Long-term backup plan: Keep a long-term lease as your fallback strategy. If STR regulations change or the market crashes, can you convert to a 12-month tenant and still cover your mortgage and expenses? This likely isn’t your primary strategy, but it can make for smart risk management and help you sleep at night.
Real-World Diversification Example
Here’s what a balanced booking mix might look like for a well-diversified STR host in 2026:
- 35% Airbnb bookings (still valuable, just not dominant)
- 25% VRBO bookings (families, longer stays)
- 20% Direct bookings (highest margin)
- 15% Booking.com (international travelers)
- 5% Other sources (local partnerships, corporate accounts, returning guests who found you organically)
This host would have five different ways to source bookings and could focus more or less on any particular partner depending on the perceived risk/reward. If Airbnb changes a policy, adjusts the algorithm, or even suspends the account, the host still has 65% of revenue intact. That’s resiliency in action.
Compare this to a host who gets 95% of bookings from Airbnb. An algorithm change or account issue can cut revenue by 80-90% overnight. That’s vulnerability.
What About Hosts Who Survived 2020 on Airbnb Alone?

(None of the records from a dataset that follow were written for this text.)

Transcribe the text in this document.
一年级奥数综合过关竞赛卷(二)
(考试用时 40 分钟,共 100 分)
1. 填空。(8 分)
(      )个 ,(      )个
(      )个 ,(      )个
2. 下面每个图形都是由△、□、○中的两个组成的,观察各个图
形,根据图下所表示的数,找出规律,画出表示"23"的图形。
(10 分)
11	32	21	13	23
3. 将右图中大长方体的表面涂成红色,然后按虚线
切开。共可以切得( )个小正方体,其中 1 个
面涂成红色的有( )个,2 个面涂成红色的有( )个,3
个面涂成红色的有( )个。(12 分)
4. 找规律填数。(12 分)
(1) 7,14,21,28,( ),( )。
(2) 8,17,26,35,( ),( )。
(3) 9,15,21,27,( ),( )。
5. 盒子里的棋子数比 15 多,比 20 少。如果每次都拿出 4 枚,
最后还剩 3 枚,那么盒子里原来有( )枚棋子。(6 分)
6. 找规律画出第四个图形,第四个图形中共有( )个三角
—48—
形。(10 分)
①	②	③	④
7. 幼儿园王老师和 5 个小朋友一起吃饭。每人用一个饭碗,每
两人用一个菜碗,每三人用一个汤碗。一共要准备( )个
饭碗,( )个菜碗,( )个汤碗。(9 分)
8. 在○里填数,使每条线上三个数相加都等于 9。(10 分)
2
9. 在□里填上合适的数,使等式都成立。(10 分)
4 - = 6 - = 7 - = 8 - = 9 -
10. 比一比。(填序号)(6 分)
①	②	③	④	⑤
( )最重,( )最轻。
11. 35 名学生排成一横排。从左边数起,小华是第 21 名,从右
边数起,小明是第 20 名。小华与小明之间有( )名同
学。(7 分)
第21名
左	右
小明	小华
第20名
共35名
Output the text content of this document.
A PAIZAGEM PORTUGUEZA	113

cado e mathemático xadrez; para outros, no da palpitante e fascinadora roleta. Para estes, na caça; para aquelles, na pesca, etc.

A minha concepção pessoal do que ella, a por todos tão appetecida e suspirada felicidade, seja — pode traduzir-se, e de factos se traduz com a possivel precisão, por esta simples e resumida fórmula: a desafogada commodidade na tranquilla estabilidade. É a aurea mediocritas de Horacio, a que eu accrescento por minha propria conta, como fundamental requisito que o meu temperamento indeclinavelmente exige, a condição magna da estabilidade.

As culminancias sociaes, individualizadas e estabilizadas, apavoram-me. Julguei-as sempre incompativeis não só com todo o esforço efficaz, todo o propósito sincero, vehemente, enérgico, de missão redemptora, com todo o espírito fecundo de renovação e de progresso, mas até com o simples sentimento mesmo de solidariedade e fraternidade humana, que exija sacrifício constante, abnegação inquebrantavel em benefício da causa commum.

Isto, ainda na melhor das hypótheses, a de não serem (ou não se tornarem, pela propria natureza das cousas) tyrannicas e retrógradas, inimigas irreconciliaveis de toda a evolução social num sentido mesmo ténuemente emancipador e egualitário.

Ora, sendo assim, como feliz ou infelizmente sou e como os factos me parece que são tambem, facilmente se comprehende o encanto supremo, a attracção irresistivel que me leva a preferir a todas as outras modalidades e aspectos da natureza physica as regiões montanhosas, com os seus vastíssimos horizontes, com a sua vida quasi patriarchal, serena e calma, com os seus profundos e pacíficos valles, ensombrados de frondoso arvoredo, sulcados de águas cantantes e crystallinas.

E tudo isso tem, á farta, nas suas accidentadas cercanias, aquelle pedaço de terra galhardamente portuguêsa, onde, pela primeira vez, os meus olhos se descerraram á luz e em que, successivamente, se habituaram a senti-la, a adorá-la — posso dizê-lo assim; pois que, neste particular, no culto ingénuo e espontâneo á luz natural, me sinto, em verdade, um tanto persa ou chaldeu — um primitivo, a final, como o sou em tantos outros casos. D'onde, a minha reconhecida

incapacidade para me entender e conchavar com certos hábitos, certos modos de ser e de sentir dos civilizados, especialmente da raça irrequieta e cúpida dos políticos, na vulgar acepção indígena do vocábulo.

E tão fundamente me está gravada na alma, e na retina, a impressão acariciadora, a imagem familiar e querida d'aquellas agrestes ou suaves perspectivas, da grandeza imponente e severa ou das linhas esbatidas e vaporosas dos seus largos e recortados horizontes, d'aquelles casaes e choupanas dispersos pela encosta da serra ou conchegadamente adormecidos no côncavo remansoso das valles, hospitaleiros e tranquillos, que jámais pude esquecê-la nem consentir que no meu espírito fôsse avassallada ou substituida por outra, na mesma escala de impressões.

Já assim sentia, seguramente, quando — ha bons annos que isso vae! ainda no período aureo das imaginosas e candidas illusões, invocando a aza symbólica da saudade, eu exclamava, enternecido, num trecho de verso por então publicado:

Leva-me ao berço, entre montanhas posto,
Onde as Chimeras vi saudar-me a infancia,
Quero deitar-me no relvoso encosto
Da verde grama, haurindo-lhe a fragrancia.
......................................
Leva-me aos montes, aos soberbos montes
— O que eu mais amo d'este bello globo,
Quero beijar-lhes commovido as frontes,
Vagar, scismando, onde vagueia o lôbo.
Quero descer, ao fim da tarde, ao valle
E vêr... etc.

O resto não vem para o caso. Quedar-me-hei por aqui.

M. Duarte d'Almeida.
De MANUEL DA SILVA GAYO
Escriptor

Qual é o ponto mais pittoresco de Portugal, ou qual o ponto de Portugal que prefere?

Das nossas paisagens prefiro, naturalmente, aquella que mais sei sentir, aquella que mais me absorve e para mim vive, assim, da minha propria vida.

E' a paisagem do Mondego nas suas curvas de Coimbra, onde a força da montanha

Some hosts will point out that they survived the pandemic just fine despite being Airbnb-dependent. Maybe they:
- Had enough cash reserves to weather months of zero income
- Qualified for PPP loans or other emergency assistance
- Pivoted to housing essential workers
- Got lucky with their market recovering faster than others
That’s great! But survivorship bias is dangerous here. There were also hosts who:
- Lost properties to foreclosure
- Had to sell at distressed prices
- Depleted retirement savings
- Exited the STR business entirely
The Diversification Mindset: Think Like a Business Owner
One key fundamental shift in thinking can help you pursue the path of diversification and reduce platform risk:
Stop saying: “I run Airbnbs”
Start saying: “I operate short-term rental properties”
Airbnb is just one of many potential distribution partners. It doesn’t have to be your entire business model. Stop thinking of yourself as an “Airbnb host” and make the mental pivot to being a business operator who happens to use Airbnb to source bookings, alongside other key partners.
This shift can unlock a package of other adjacent opportunities. Once you see yourself as a business operator rather than a platform user, investing in a direct booking website starts to make a lot more sense. Then maybe you build an email list and finally you start reaching out to other niche listing sites to continue building your online presence.
The Bottom Line: Own Your Distribution
The 2020 cancellation crisis taught us a lesson that remains just as relevant in 2026: if you don’t control your distribution, you don’t really control your business.
For me, the Airbnb cancelation crisis of 2020 proved they will prioritize their relationships with guests over hosts when forced to choose. And the new 2025 fee restructure proved the company won’t hesitate to tinker with host economics whenever they decide it’s in their interest. Until we see evidence to the contrary or meaningful price competition from alternative booking platforms, we will expect future policy changes will continue to disadvantage hosts.
That doesn’t mean you should abandon Airbnb. But it does mean you should approach Airbnb as just one component of a diversified booking strategy.
Hosts who thrived through the chaos of 2020-2022 weren’t the ones most dependent on Airbnb—they were the ones with multiple booking sources, owned guest relationships, and the flexibility to adapt. We think the same will be true in the next crisis, whatever form it may take.
Some ideas to start diversifying today:
- List your property on at least one additional platform this month
- Set up a basic direct booking website within 60 days
- Capture email addresses from every guest and start building a list
- Commit to getting at least 20% of bookings from non-Airbnb sources within a year
You can’t control what Airbnb does next. But you can control how dependent you are on Airbnb.